Una advertencia sobre la comparación

¡La comparación mata! Estoy enojada al escribir esto porque caí nuevamente en este círculo vicioso. Me canso de mí misma porque esto me está matando a mí y a los que están cerca de mí.

No te estoy hablando de la típica comparación de cuerpos, que si la de al lado tiene dientes más blancos que tú o si a ella no le rozan sus muslos al caminar. ¡No! Estoy hablando de algo más profundo y mortal: la comparación de esencia. ¡Ser! ¡Existir! ¡Ay! Qué difícil es cuando no te gustas.

La esencia es como un perfume caro y exclusivo, así que cualquiera detecta una réplica. Verán, hay un ciclo que se repite:

  1. Ves a alguien que tiene algo que quisieras.

  2. Tratas de imitar.

  3. Cuando te das cuenta que es imposible, comienzas a odiar a la persona.
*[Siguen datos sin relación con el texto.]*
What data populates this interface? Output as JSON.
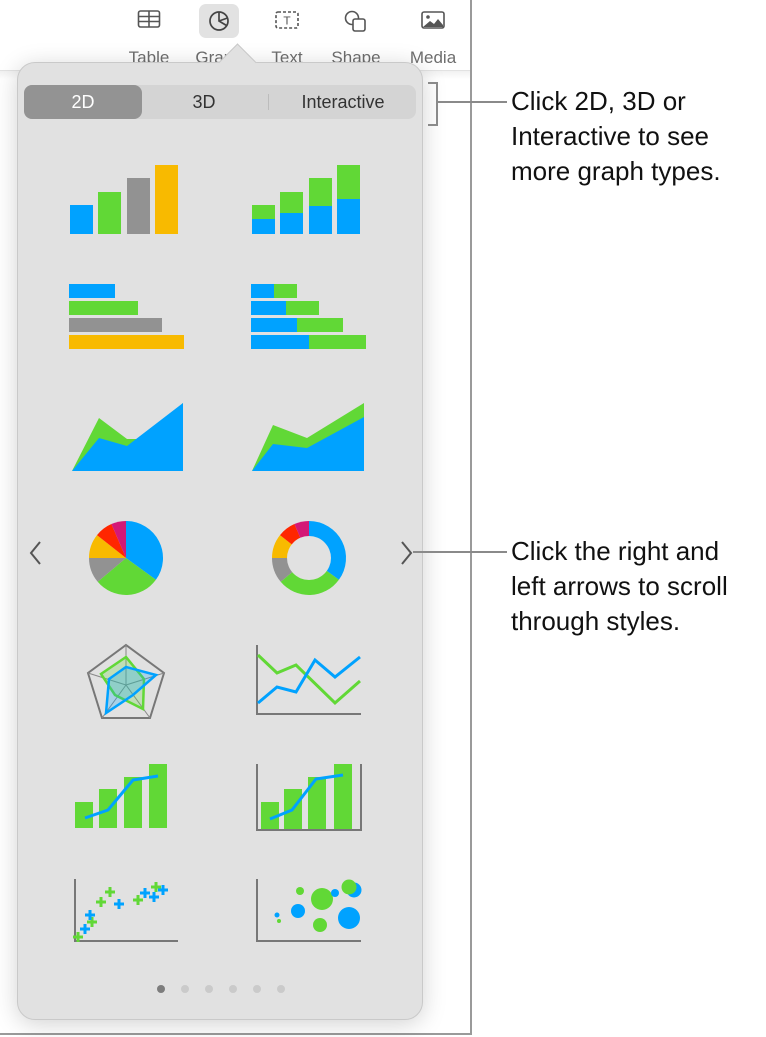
{
  "toolbar": {
    "items": [
      {
        "label": "Table",
        "icon": "table-icon"
      },
      {
        "label": "Graph",
        "icon": "pie-chart-icon",
        "active": true
      },
      {
        "label": "Text",
        "icon": "text-box-icon"
      },
      {
        "label": "Shape",
        "icon": "shape-icon"
      },
      {
        "label": "Media",
        "icon": "photo-icon"
      }
    ]
  },
  "popover": {
    "segments": [
      {
        "label": "2D",
        "selected": true
      },
      {
        "label": "3D",
        "selected": false
      },
      {
        "label": "Interactive",
        "selected": false
      }
    ],
    "chart_types": [
      "2D Column",
      "2D Stacked Column",
      "2D Bar",
      "2D Stacked Bar",
      "2D Area",
      "2D Stacked Area",
      "2D Pie",
      "2D Donut",
      "Radar",
      "2D Line",
      "2D Mixed",
      "2D Two Axis",
      "Scatter",
      "Bubble"
    ],
    "nav": {
      "left": "chevron-left-icon",
      "right": "chevron-right-icon"
    },
    "pages": {
      "count": 6,
      "current": 1
    }
  },
  "colors": {
    "blue": "#00a2ff",
    "green": "#61d836",
    "gray": "#929292",
    "yellow": "#f8ba00",
    "red": "#ff2600",
    "magenta": "#d41876"
  },
  "callouts": [
    {
      "text_lines": [
        "Click 2D, 3D or",
        "Interactive to see",
        "more graph types."
      ]
    },
    {
      "text_lines": [
        "Click the right and",
        "left arrows to scroll",
        "through styles."
      ]
    }
  ]
}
  4. Cuando eso no funciona, terminas odiándote.

¡Mujer! Por Dios, pasemos este capítulo que tantos han intentado describir como “normal”. No, no tenemos que intentar ser alguien más porque nunca lo vamos a lograr. No suena tan bien. ¿Has escuchado el cover de tu canción favorita? ¿No te pasa que dices “puede que suene bien, pero no taaaan bien como la original”? ¡Lo mismo pasa contigo!

Estoy utilizando demasiados signos de exclamación, pero repito que estoy enojada con nosotras las que nos comparamos constantemente con otras personas (hasta puse una playlist de desgarro para escribir). ¿Cómo rayos hemos de vivir la vida que Dios quiere que vivamos si estamos intentando ser algo más? ¡Ya basta!

Esto no nos controla. Dejemos de pensar que seríamos una mejor versión si tuviéramos algo diferente. En realidad, permíteme hablarte como una amiga y decirte que solo haremos el ridículo intentándolo. No ganaremos nada más que una pequeña voz que se asomará de vez en cuando y nos preguntará: ¿Qué finges?

Ya me tengo que ir, pero he aquí la clave que he descubierto para deshacerse del virus que está comiéndonos vivas: Nuestra esencia está en Dios, Él ya la dio y solo debemos descubrir a qué huele para vivirla intensamente.

Promesa que no morirás en el intento.